When Folly Gains Power

Occasionally the absurdity becomes unmistakable.

French leadership announced a massive nuclear build-out after allowing its existing reactors to decay through years of deliberate neglect. Successive British governments dismantled their own energy security, closed coal plants, stalled nuclear expansion, banned fracking, and then appeared shocked when gas prices soared tenfold.

New York banned gas stoves and gas heating in new buildings despite lacking the grid capacity required for the resulting surge in electrical demand. The cold will answer where reasoning fails.

These are not fringe figures. These are heads of state, governors, ministers, and legislators. And they increasingly target the competent — those who ask the inconvenient questions, those who refuse to recite the approved fictions. Expertise becomes subversion; clarity becomes heresy.

Goethe warned that nothing is more terrible than ignorance in action.
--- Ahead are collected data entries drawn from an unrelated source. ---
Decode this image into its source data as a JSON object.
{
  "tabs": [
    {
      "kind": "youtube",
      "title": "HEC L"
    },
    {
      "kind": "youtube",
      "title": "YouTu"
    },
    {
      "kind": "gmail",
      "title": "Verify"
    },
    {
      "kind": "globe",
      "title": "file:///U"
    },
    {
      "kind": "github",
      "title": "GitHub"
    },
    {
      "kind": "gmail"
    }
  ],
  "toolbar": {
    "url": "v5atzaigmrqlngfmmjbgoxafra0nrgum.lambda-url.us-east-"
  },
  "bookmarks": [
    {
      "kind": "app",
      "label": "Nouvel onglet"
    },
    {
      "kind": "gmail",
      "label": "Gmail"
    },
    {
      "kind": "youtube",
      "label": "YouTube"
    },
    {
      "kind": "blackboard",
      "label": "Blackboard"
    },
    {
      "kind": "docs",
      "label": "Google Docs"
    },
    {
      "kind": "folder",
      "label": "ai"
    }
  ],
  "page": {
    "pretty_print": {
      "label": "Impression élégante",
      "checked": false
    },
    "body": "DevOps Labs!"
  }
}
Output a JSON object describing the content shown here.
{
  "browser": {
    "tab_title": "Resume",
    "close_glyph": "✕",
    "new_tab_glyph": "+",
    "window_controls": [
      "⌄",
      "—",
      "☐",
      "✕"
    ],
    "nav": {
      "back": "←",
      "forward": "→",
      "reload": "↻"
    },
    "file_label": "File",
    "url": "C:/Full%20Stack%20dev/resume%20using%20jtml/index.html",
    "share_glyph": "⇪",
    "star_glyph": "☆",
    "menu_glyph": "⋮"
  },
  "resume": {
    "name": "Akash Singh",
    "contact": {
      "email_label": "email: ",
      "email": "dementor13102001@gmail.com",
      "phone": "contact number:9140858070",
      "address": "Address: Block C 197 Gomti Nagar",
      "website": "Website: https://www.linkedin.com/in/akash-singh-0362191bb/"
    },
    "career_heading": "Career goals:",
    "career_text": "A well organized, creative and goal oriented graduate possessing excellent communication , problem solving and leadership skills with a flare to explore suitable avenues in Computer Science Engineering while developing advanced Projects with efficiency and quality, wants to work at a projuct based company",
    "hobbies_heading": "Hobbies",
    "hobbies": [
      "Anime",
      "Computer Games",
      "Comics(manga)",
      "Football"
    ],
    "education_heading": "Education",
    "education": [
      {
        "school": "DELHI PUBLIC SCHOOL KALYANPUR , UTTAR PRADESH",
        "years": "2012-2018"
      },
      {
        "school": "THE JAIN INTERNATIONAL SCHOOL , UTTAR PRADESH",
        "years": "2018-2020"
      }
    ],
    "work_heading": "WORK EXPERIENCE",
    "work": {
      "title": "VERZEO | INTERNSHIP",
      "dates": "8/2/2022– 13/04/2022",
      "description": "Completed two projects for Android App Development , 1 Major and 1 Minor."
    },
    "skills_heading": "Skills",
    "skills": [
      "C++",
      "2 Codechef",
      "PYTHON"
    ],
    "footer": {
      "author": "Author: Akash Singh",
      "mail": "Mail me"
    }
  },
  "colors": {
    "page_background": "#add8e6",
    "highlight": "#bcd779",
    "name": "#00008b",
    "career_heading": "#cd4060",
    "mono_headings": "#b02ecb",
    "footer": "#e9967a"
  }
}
But here we see something darker: ignorance weaponized, ignorance celebrated, ignorance punishing knowledge.

Diderot’s Warning for the Present Age

The phrase “be wise in secret” is not an invitation to cowardice.
It is a recognition that wisdom has enemies.

In The Maier Files, the few who understand the deeper machinery of the world do not advertise themselves. They know that in certain times — including ours — truth provokes hostility, and understanding is treated as a threat.

We live in an era where the incompetent wield vast influence, where those who grasp the basic principles of physics and economics are scolded, censored, or dismissed as troublemakers. It is an inversion of values so thorough that only an older voice like Diderot’s can diagnose it: the wise must navigate a world ruled by the senseless.

But in such times, clarity becomes a duty, not a luxury — even if spoken quietly, even if preserved among a shrinking circle of the sane.

For it is not the loudness of folly that shapes history, but the precision of those who refuse to abandon understanding, even in the shadows.